German Finance Minister Wolfgang Schäuble labelled talk of eurobonds "off-target and unnecessary".

Though Schäuble did not shun outright the idea of EU countries going to the market together, he insisted that differing interest rates on government borrowing were a way of imposing fiscal discipline.

The Financial Times Deutschland quoted Schäuble as envisaging a possible handover of fiscal policy from the Bundestag to an EU entity if other countries were to do the same.

An EU source insists that German reluctance over the idea, which will also require a change to the EU Treaties, will send it to the grave.

"For treaty change, you need unanimity.
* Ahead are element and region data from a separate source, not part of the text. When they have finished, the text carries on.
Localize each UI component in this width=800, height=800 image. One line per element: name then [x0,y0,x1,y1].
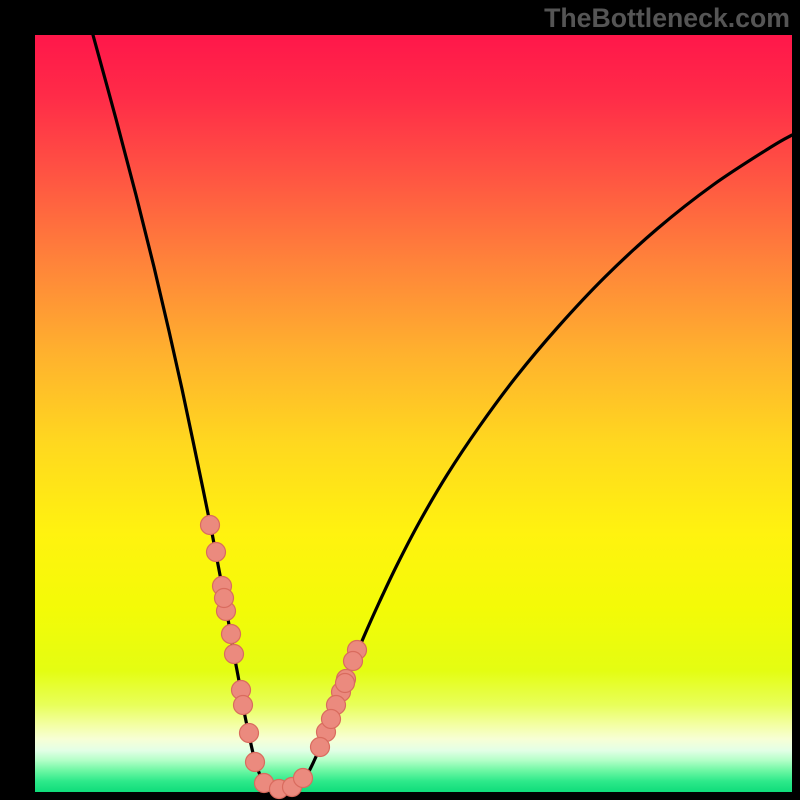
v-curve-left [93,35,279,790]
data-dot [234,696,253,715]
plot-area [35,35,792,792]
data-dot [336,674,355,693]
watermark-text: TheBottleneck.com [544,3,790,34]
data-dot [294,769,313,788]
v-curve-right [279,135,792,790]
data-dot [344,652,363,671]
data-dot [225,645,244,664]
data-dots [201,516,367,799]
data-dot [246,753,265,772]
outer-frame: TheBottleneck.com [0,0,800,800]
curve-overlay [35,35,792,792]
data-dot [311,738,330,757]
data-dot [322,710,341,729]
data-dot [222,625,241,644]
data-dot [240,724,259,743]
data-dot [215,589,234,608]
data-dot [201,516,220,535]
data-dot [207,543,226,562]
Germany is opposed to eurobonds so you have the answer to your question," the source explained.

According to Juncker and Tremonti's plan, eurobonds would be issued by an EU debt agency and they would finance 50% of all bonds sold by EU countries – or 100% when debt markets cut off troubled economies, such as Ireland and Portugal.

Germany, Austria and the Netherlands, who currently enjoy relatively stable borrowing costs, were the most critical of eurobonds at yesterday's talks.
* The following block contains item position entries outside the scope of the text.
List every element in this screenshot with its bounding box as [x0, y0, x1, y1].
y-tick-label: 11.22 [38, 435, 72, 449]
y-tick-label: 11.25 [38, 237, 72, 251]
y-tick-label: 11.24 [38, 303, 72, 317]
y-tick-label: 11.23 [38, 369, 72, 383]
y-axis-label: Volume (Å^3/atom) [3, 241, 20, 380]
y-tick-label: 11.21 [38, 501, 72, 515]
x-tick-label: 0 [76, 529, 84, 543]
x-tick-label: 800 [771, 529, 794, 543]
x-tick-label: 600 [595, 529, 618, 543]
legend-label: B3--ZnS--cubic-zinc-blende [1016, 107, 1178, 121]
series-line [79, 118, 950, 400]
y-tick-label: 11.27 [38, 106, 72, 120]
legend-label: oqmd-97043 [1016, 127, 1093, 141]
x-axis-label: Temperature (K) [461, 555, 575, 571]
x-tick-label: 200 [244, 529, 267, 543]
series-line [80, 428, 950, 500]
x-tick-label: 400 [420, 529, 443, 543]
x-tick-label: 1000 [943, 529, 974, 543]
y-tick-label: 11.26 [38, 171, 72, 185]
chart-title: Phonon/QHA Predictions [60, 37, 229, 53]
Ministers also rubber-stamped an Irish bailout, promised to tackle tax fraud and discussed reforming pensions and banking regulation.

At a summit in October, France and Germany proposed setting up a permanent system to handle crises in the euro zone, admitting it would mean changing the EU Treaties.
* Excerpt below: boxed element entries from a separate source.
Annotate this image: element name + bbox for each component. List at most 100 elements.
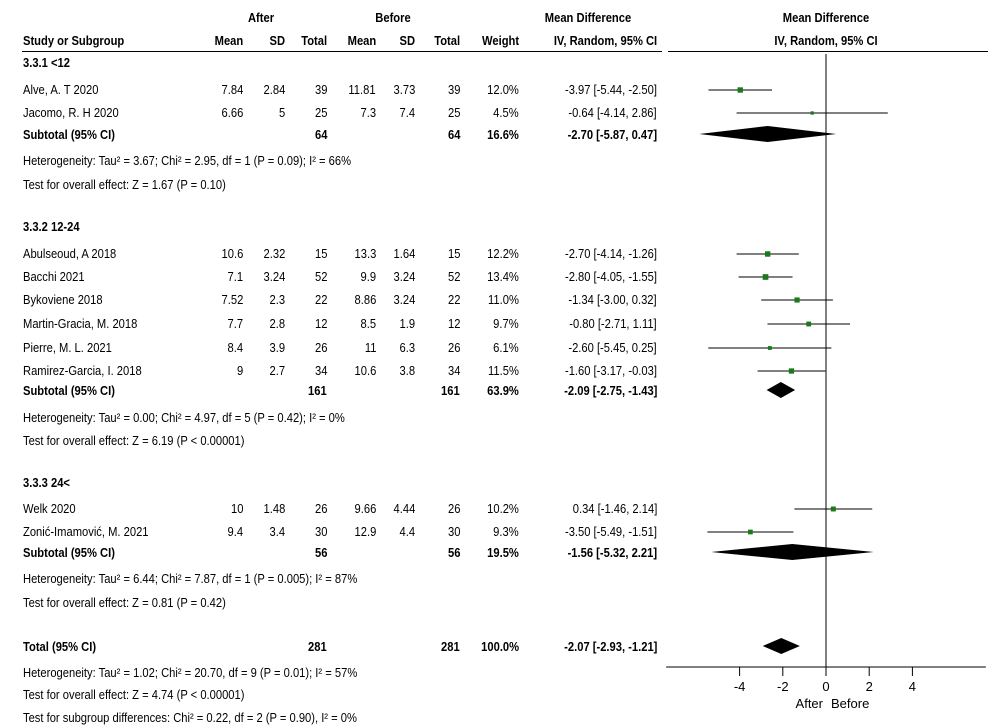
header-column-row: Study or Subgroup Mean SD Total Mean SD Total W… [0, 31, 668, 51]
subgroup-title-row: 3.3.3 24< [0, 473, 668, 493]
subtotal-weight: 19.5% [487, 545, 519, 560]
total-after-value: 26 [314, 501, 327, 516]
mean-after-value: 9.4 [227, 524, 243, 539]
subgroup-title: 3.3.2 12-24 [23, 219, 80, 234]
sd-before-value: 1.64 [393, 246, 415, 261]
axis-left-label: After [796, 696, 824, 711]
total-overall-row: Test for overall effect: Z = 4.74 (P < 0… [0, 685, 668, 705]
weight-value: 11.5% [488, 363, 519, 378]
subtotal-total-before: 161 [441, 383, 460, 398]
ci-value: -1.34 [-3.00, 0.32] [568, 292, 657, 307]
mean-before-value: 8.5 [360, 316, 376, 331]
weight-value: 12.2% [487, 246, 519, 261]
heterogeneity-text: Heterogeneity: Tau² = 3.67; Chi² = 2.95,… [23, 153, 352, 168]
total-label: Total (95% CI) [23, 639, 97, 654]
total-after-value: 22 [314, 292, 327, 307]
col-sd-after-header: SD [269, 33, 285, 48]
heterogeneity-row: Heterogeneity: Tau² = 0.00; Chi² = 4.97,… [0, 408, 668, 428]
study-row: Welk 2020 10 1.48 26 9.66 4.44 26 10.2% 0.34 [-1… [0, 499, 668, 519]
study-marker [767, 346, 772, 350]
study-marker [764, 251, 771, 257]
ci-value: -2.60 [-5.45, 0.25] [568, 340, 657, 355]
pooled-diamond [762, 638, 800, 654]
col-mean-after-header: Mean [214, 33, 243, 48]
heterogeneity-row: Heterogeneity: Tau² = 6.44; Chi² = 7.87,… [0, 569, 668, 589]
heterogeneity-text: Heterogeneity: Tau² = 0.00; Chi² = 4.97,… [23, 410, 345, 425]
total-total-after: 281 [308, 639, 327, 654]
mean-after-value: 7.7 [227, 316, 243, 331]
mean-after-value: 7.52 [221, 292, 243, 307]
total-heterogeneity-text: Heterogeneity: Tau² = 1.02; Chi² = 20.70… [23, 665, 358, 680]
study-marker [737, 87, 743, 93]
subtotal-label: Subtotal (95% CI) [23, 545, 115, 560]
sd-after-value: 5 [278, 105, 285, 120]
study-row: Bacchi 2021 7.1 3.24 52 9.9 3.24 52 13.4% -2.80 … [0, 267, 668, 287]
mean-before-value: 7.3 [360, 105, 376, 120]
overall-effect-row: Test for overall effect: Z = 6.19 (P < 0… [0, 431, 668, 451]
x-tick-label: 4 [909, 679, 916, 694]
subtotal-weight: 16.6% [487, 127, 519, 142]
plot-title: Mean Difference [782, 10, 870, 25]
subtotal-total-after: 161 [308, 383, 327, 398]
weight-value: 4.5% [493, 105, 519, 120]
study-name: Alve, A. T 2020 [23, 82, 99, 97]
sd-after-value: 3.24 [263, 269, 285, 284]
study-name: Jacomo, R. H 2020 [23, 105, 119, 120]
group-before-label: Before [375, 10, 411, 25]
overall-effect-text: Test for overall effect: Z = 0.81 (P = 0… [23, 595, 226, 610]
total-row: Total (95% CI) 281 281 100.0% -2.07 [-2.93, … [0, 637, 668, 657]
mean-before-value: 9.66 [354, 501, 376, 516]
ci-value: -0.80 [-2.71, 1.11] [569, 316, 657, 331]
subgroup-title: 3.3.3 24< [23, 475, 70, 490]
col-weight-header: Weight [481, 33, 519, 48]
mean-before-value: 13.3 [354, 246, 376, 261]
overall-effect-row: Test for overall effect: Z = 1.67 (P = 0… [0, 175, 668, 195]
plot-title-row: Mean Difference [668, 8, 1000, 28]
total-after-value: 25 [314, 105, 327, 120]
header-rule [22, 51, 662, 52]
sd-before-value: 7.4 [399, 105, 415, 120]
header-group-row: After Before Mean Difference [0, 8, 668, 28]
study-name: Bykoviene 2018 [23, 292, 103, 307]
mean-before-value: 10.6 [354, 363, 376, 378]
study-row: Jacomo, R. H 2020 6.66 5 25 7.3 7.4 25 4.5% -0.6… [0, 103, 668, 123]
mean-before-value: 11.81 [348, 82, 376, 97]
weight-value: 10.2% [487, 501, 519, 516]
study-marker [788, 368, 795, 374]
total-before-value: 39 [447, 82, 460, 97]
subtotal-total-before: 56 [447, 545, 460, 560]
subtotal-row: Subtotal (95% CI) 161 161 63.9% -2.09 [-2.75… [0, 381, 668, 401]
total-before-value: 52 [447, 269, 460, 284]
study-marker [748, 529, 753, 535]
study-row: Alve, A. T 2020 7.84 2.84 39 11.81 3.73 39 12.0… [0, 80, 668, 100]
subtotal-total-after: 56 [314, 545, 327, 560]
weight-value: 9.7% [493, 316, 519, 331]
sd-before-value: 3.73 [393, 82, 415, 97]
mean-before-value: 12.9 [354, 524, 376, 539]
sd-after-value: 2.32 [263, 246, 285, 261]
pooled-diamond [699, 126, 837, 142]
subtotal-row: Subtotal (95% CI) 56 56 19.5% -1.56 [-5.32, … [0, 543, 668, 563]
x-tick-label: -4 [734, 679, 746, 694]
sd-after-value: 2.3 [269, 292, 285, 307]
study-row: Zonić-Imamović, M. 2021 9.4 3.4 30 12.9 4.4 30… [0, 522, 668, 542]
study-marker [794, 297, 800, 303]
mean-after-value: 7.1 [227, 269, 243, 284]
study-name: Pierre, M. L. 2021 [23, 340, 112, 355]
study-name: Zonić-Imamović, M. 2021 [23, 524, 149, 539]
mean-after-value: 6.66 [221, 105, 243, 120]
subgroup-differences-text: Test for subgroup differences: Chi² = 0.… [23, 710, 357, 725]
study-marker [830, 506, 836, 512]
total-before-value: 26 [447, 501, 460, 516]
x-tick-label: 2 [866, 679, 873, 694]
subtotal-total-after: 64 [314, 127, 327, 142]
subgroup-title-row: 3.3.1 <12 [0, 53, 668, 73]
ci-value: 0.34 [-1.46, 2.14] [572, 501, 657, 516]
total-before-value: 12 [447, 316, 460, 331]
total-after-value: 30 [314, 524, 327, 539]
subgroup-title: 3.3.1 <12 [23, 55, 70, 70]
weight-value: 12.0% [487, 82, 519, 97]
study-marker [806, 321, 812, 327]
study-name: Ramirez-Garcia, I. 2018 [23, 363, 142, 378]
col-mean-before-header: Mean [347, 33, 376, 48]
Germany expressed a wish for investors to share losses in the event of debt restructuring.

Opponents fear this will cause further economic strife accross the euro zone as investors shun Irish, Portuguese and Spanish bonds, pushing their yields to record highs. 

Ministers are currently discussing whether bondholder "haircuts" should form part of a permanent loan facility.

Many analysts believe Portugal will follow Ireland in seeking financial assistance from the European rescue fund, and there are fears that Spain might be forced to follow suit.

Separately, European Central Bank Governing Council member Axel Weber said he believed eurozone states could come up with more money if the existing 750-billion-euro EU-IMF safety net ever were to prove insufficient.

  • 16-17 Dec.: EU summit to establish permanent loan facility by 2013.